Paul Goble
Staunton,
January 10 – The recent release of nationality data from the 2010 Russian
Federation census is prompting the members of ever more groups to reflect on
the situation they now find themselves in and to ask what they should do to
improve their lot and in some cases to ensure the survival of their people.
A leader
of the small Finno-Ugric Mari nation is the latest to do so. Yury Yerofeyev, head
of Moscow’s Mari community, pointedly asks whether the situation today proves
that Mikhail Kandaratsky was write a century ago when he wrote that “sad is the
past of the Cheremis [Mari} people, said is its present and still sadder is its
future” (finugor.ru/node/22596).
Yerofeyev
says that the new census results mean that one cannot but agree with the Kazan
professor.given what has happened to the Mari, a group oppressed by tsarist
autocracy and one which “for centuries has had imposed on its consciousness
submissiveness and a sense of being a second class people and kept from the
administration of its own fate.”
Between the 2002 and 2010 Russian censuses, the Mari
people declined in number by 57,000 people, “falling back to the level they
were at in 1965.” “And in comparison with the demographic boom which came
during the last years of Soviet power, the Maris became almost 100,000 (15
percent) fewer than they were in 1989.”
“What is this?” Yerofeyev asks: “Payment for ‘the
happiness of living in a capitalist paradise’ or the beginning point of the
disappearance of the Cheremis ethnos?” Like other Maris, he wants to know how
this happened, “was it by the mortality of people, assimilation with other
peoples, the mass exodus of Maris to find work … or a criminally distorted
census?”
The last factor undoubtedly has played a role, he
suggests, especially because Moscow has an interest in “concealing the true
indicators connected with the decline of the share of the ethnic Russian ethnos”
and fears that any reports about which could undermine “social stability”
especially in the run-up to the Duma and presidential elections.
“It is clear to all,” given the rising tide of popular
distrust for the powers that be, he writes, “that the delays with the release
of summary data of the census” were the result of political calculations. Thus,
“in this sense, the census of 2010 had not so much a social-economic goal” as
such enumerations are supposed to have “as a political one.”

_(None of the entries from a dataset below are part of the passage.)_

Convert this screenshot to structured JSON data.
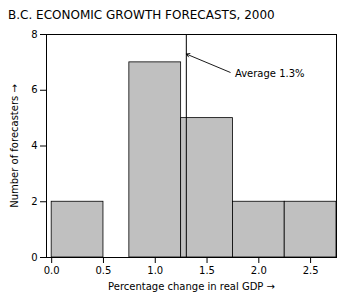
{
  "chart_data": {
    "type": "bar",
    "title": "B.C. ECONOMIC GROWTH FORECASTS, 2000",
    "xlabel": "Percentage change in real GDP",
    "ylabel": "Number of forecasters",
    "x": [
      0.0,
      0.75,
      1.25,
      1.75,
      2.25
    ],
    "x_end": [
      0.5,
      1.25,
      1.75,
      2.25,
      2.75
    ],
    "values": [
      2,
      7,
      5,
      2,
      2
    ],
    "color": "#c0c0c0",
    "reference_line": {
      "x": 1.3
    },
    "annotations": [
      {
        "text": "Average 1.3%",
        "x": 1.75,
        "y": 6.6,
        "arrow_x": 1.3,
        "arrow_y": 7.3
      }
    ],
    "xlim": [
      -0.05,
      2.75
    ],
    "ylim": [
      0,
      8
    ],
    "xticks": [
      {
        "value": 0,
        "label": "0.0"
      },
      {
        "value": 0.5,
        "label": "0.5"
      },
      {
        "value": 1,
        "label": "1.0"
      },
      {
        "value": 1.5,
        "label": "1.5"
      },
      {
        "value": 2,
        "label": "2.0"
      },
      {
        "value": 2.5,
        "label": "2.5"
      }
    ],
    "yticks": [
      0,
      2,
      4,
      6,
      8
    ],
    "grid": false
  }
}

In order to correct the situation, Yerofeyev continues, an
Internet site should appear “in the nearest future the entire set of statistics
about the sizes of each region where there are registered members of our
community” and that this should be done by Mari activists rather than Russian
officials.
That need in turn raises the issue of the reliability of
the Mari social organization Mary Mer Kanash, a group that remains unregistered
and whose leaders have sought “to
privatize” the Mari people into their own hands by “deceptive means,” as well
as Moscow-imposed officials like the current head of Mari El.
What is needed now is the convention of a genuine popular
assembly of Maris from all across the Russian Federation, a group that
“undoubtedly will be interested in the level of representation of Maris and other
residents populating Mari El in the organs of the federal legislative branch,
including the State Duma and the Federation Council.”

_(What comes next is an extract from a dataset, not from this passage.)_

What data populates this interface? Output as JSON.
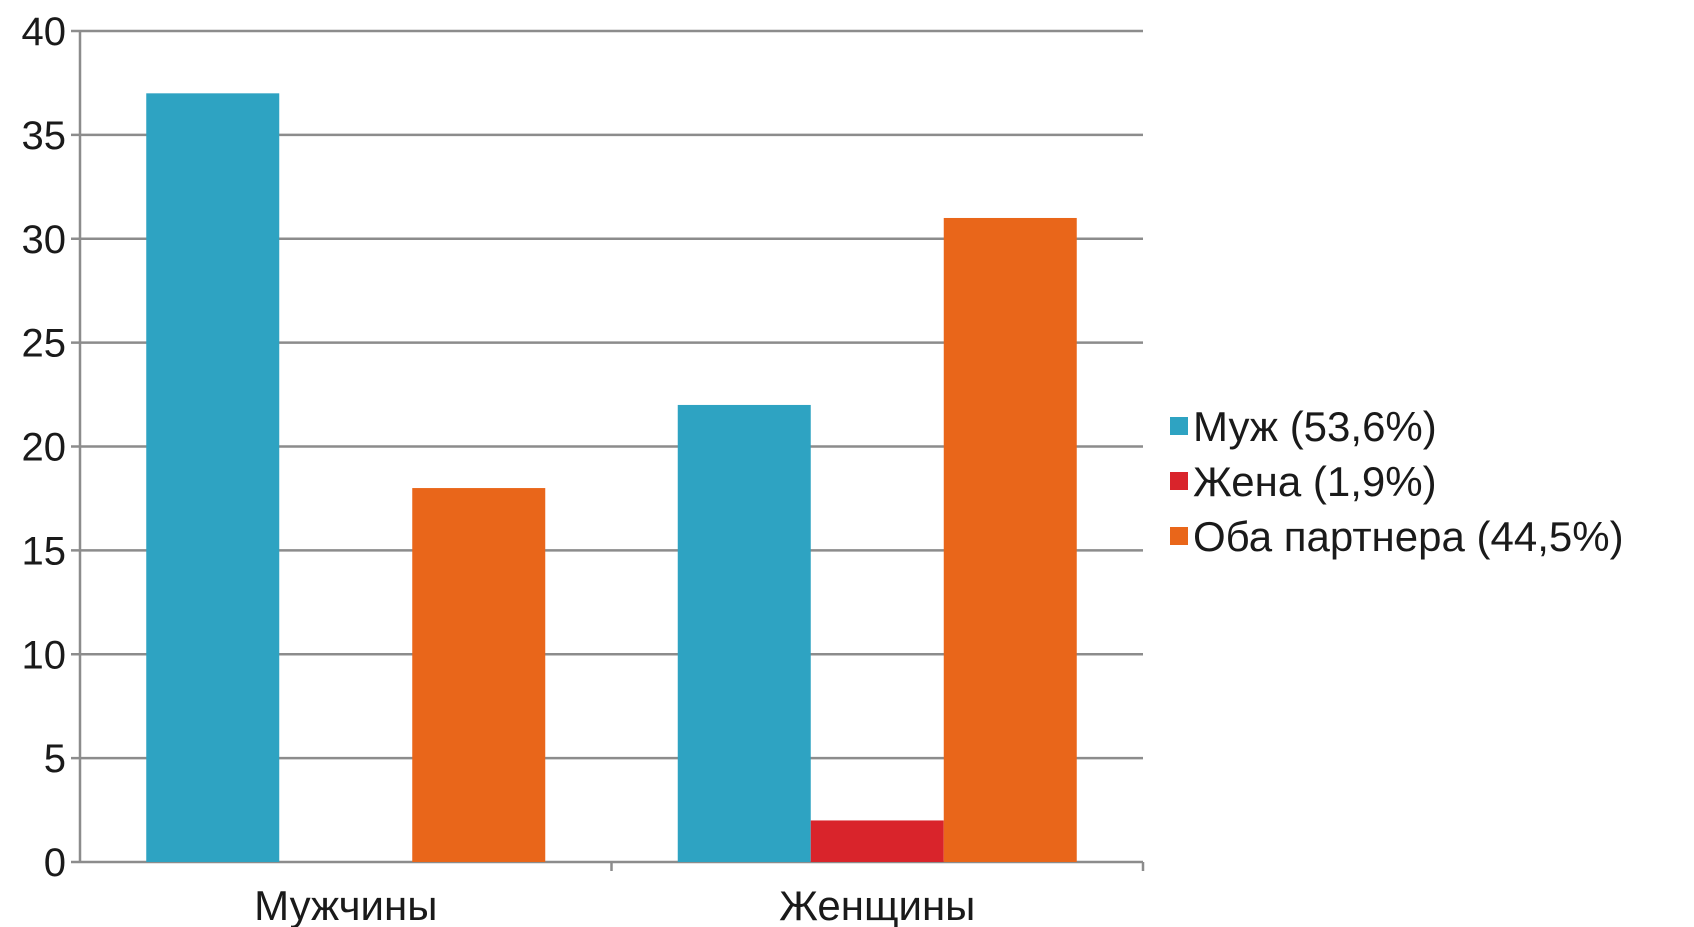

United Russia and its officials in Mari El, Yerofeyev
says, have eliminated all representation of the Mari nation in these
assemblies, something that “never was in the case in Soviet times or even in
the years of Yeltsin’s rule” and something that leaves the nation feeling
something less than complete.”
“Such a short-sighted, hypocritical policy of recent
times serves as a reminder after a century about the past rightless position of
the Mari people,” the Moscow community leader writes. “The time has come,” he
says,” to say “‘No’ to all who at the federal and regional levels allow
themselves to irresponsibly declare Maris” who speak up “’nationalists.’”
And there are some hopeful signs that the Maris, despite
their diminished numbers, are beginning to wake up to their possible fate and
take political action. Only 52 percent of them voted for United Russia in the
Duma elections, “a real indicator of the declining level of trust of residents
of the republic and above all of the urban population to local bureaucrats.”
This trend, Yerofeyev concludes, “will continue in the
March 4 vote for president” in large part because “circumstances in the country
are such that the main opponent to the criminal powers that be already are not
the proletariat of the Marxist era but business which is in an objective
contradiction with the existing system of ineffective economics and bureaucracy.”